Come nasce "Into the Legend"?

«Il disco precedente mi ha dato lo stimolo per fare qualcosa di più orchestrale, allora sono partito da una lista di strumentisti e ospiti che volevo nell'album nuovo. È stato stimolante dal punto di vista compositivo sapere di poter contare su quei nomi e quegli strumenti. È un album veramente ricco. Inizialmente non doveva durare così tanto, ma poi ho lavorato su una suite di quasi 17 minuti. Tante cose sono successe naturalmente, avevamo tantissime idee, e anche in fase di mix ho chiamato strumentisti per fare delle parti. È stato un lavoro lungo ma non faticoso. Il lavoro creativo è stato notevole. Ne sono molto soddisfatto».

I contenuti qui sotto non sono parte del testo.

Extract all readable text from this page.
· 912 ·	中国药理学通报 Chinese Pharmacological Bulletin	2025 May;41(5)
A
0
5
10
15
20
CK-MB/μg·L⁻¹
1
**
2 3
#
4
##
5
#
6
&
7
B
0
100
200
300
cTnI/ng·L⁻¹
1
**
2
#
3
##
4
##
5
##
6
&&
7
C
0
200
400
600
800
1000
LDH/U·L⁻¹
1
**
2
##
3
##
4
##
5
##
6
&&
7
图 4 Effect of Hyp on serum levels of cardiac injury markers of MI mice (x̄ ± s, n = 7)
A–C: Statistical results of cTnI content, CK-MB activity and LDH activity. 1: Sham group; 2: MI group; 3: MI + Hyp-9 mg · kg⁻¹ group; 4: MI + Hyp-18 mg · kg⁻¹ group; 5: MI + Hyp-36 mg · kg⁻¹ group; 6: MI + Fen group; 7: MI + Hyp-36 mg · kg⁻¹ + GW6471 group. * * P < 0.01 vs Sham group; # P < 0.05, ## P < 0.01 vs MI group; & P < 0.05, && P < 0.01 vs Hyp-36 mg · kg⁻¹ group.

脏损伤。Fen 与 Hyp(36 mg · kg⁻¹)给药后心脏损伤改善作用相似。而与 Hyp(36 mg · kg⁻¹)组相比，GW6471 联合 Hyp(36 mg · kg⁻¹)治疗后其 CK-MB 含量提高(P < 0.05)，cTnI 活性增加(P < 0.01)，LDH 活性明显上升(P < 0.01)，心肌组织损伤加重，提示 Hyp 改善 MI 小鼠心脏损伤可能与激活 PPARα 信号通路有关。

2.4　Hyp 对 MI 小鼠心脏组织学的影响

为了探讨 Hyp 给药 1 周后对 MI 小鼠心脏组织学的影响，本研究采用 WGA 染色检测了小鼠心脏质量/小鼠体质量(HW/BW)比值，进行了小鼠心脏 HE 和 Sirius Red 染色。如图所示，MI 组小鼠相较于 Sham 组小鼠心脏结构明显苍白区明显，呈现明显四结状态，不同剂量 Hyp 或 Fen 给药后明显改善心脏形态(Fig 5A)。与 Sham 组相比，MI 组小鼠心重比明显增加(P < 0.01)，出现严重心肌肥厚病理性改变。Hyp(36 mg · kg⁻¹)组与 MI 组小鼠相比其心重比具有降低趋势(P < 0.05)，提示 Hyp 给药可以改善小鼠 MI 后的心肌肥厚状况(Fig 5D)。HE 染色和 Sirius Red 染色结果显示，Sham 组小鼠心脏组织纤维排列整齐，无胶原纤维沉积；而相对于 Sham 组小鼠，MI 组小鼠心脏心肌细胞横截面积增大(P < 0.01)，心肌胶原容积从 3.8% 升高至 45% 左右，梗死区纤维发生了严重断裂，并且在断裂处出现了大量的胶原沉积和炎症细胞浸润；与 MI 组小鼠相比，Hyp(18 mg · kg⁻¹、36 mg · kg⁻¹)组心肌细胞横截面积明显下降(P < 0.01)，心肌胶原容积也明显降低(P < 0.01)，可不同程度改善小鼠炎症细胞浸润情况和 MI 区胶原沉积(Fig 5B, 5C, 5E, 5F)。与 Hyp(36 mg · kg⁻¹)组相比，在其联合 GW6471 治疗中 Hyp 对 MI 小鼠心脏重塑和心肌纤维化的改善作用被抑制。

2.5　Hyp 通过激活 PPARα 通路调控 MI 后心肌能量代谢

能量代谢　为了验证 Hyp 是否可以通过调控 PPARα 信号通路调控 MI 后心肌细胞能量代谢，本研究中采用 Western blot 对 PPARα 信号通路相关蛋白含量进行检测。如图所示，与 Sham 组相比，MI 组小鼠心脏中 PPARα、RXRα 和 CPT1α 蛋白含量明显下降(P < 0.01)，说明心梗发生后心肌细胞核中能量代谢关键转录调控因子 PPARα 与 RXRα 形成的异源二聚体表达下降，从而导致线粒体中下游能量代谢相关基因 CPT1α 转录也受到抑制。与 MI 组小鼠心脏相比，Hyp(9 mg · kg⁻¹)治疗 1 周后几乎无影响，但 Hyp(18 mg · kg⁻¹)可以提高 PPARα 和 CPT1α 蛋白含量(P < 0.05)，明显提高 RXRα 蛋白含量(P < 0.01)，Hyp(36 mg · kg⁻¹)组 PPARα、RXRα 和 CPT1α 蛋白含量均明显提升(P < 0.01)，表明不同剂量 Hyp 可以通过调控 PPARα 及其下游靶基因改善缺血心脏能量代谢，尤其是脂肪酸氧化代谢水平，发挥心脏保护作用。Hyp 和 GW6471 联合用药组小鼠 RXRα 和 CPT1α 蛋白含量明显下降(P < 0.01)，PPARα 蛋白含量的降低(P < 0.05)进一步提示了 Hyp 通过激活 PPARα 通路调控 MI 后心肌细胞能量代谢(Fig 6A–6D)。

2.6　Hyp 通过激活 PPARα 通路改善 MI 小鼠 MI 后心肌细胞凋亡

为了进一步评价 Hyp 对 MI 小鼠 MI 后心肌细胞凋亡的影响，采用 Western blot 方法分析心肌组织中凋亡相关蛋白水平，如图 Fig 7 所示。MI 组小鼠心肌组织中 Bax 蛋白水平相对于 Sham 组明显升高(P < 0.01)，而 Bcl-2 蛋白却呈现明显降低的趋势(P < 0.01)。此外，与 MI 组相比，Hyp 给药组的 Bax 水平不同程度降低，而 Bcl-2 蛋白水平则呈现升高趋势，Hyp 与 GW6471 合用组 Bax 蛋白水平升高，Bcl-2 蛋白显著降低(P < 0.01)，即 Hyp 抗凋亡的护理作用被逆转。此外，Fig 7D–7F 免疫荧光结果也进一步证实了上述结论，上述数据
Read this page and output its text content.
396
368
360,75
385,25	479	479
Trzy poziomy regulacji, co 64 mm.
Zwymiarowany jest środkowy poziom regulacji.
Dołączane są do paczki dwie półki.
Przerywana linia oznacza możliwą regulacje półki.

Il disco è stato realizzato a Trieste.

«Per il precedente avevamo realizzato delle parti in Germania. Per "Into The Legend" invece ho deciso di spostare tutto a Trieste. Eccetto l'orchestra, registrata in Macedonia. Per il resto è stato fatto tutto nello studio di Alberto Bravin e ho potuto curare i dettagli, essere presente ogni giorno. Lui è entrato nel nostro circuito come tecnico del suono live. È stato in tour con noi ed è stato positivo registrare con lui, ci ha dato un approccio un po' più live anche in studio».

Oggi dove vive?

«Ho vissuto 40 anni a Trieste, ora ci torno solo per la famiglia o per le produzioni, ci passo una decina di volte l'anno. Ora sono in Spagna ma mi sposto molto. Non mi manca, avevo bisogno di vedere altri posti. Preferisco stare dove fa più caldo».

I concerti?

«Abbiamo le basi che usiamo per l'orchestra vera, il coro, le narrazioni, cose che portare dal vivo è improponibile a livello di costi. Ma quello che senti è una band che davvero suona. Partiamo da un festival che si fa su una nave e salpa da Miami, il 70000 Tons of Metal, 5 giorni di crociera in cui ogni band suona due volte, da lì Messico City, Asia e in aprile tour europeo».

Nel 2014 per la prima volta avete suonato in città.

«Trieste è un posto in cui suoneremmo ogni anno. È una città meravigliosa. Avevamo suonato in Piazza Verdi. Poi abbiamo aperto per gli Scorpions al PalaRubini, nel mio rione, a cinque minuti da casa: è stata un'emozione particolare! Con questa line up che spero sia duratura, siamo solidi, ci divertiamo, siamo pronti a suonare sempre e ovunque».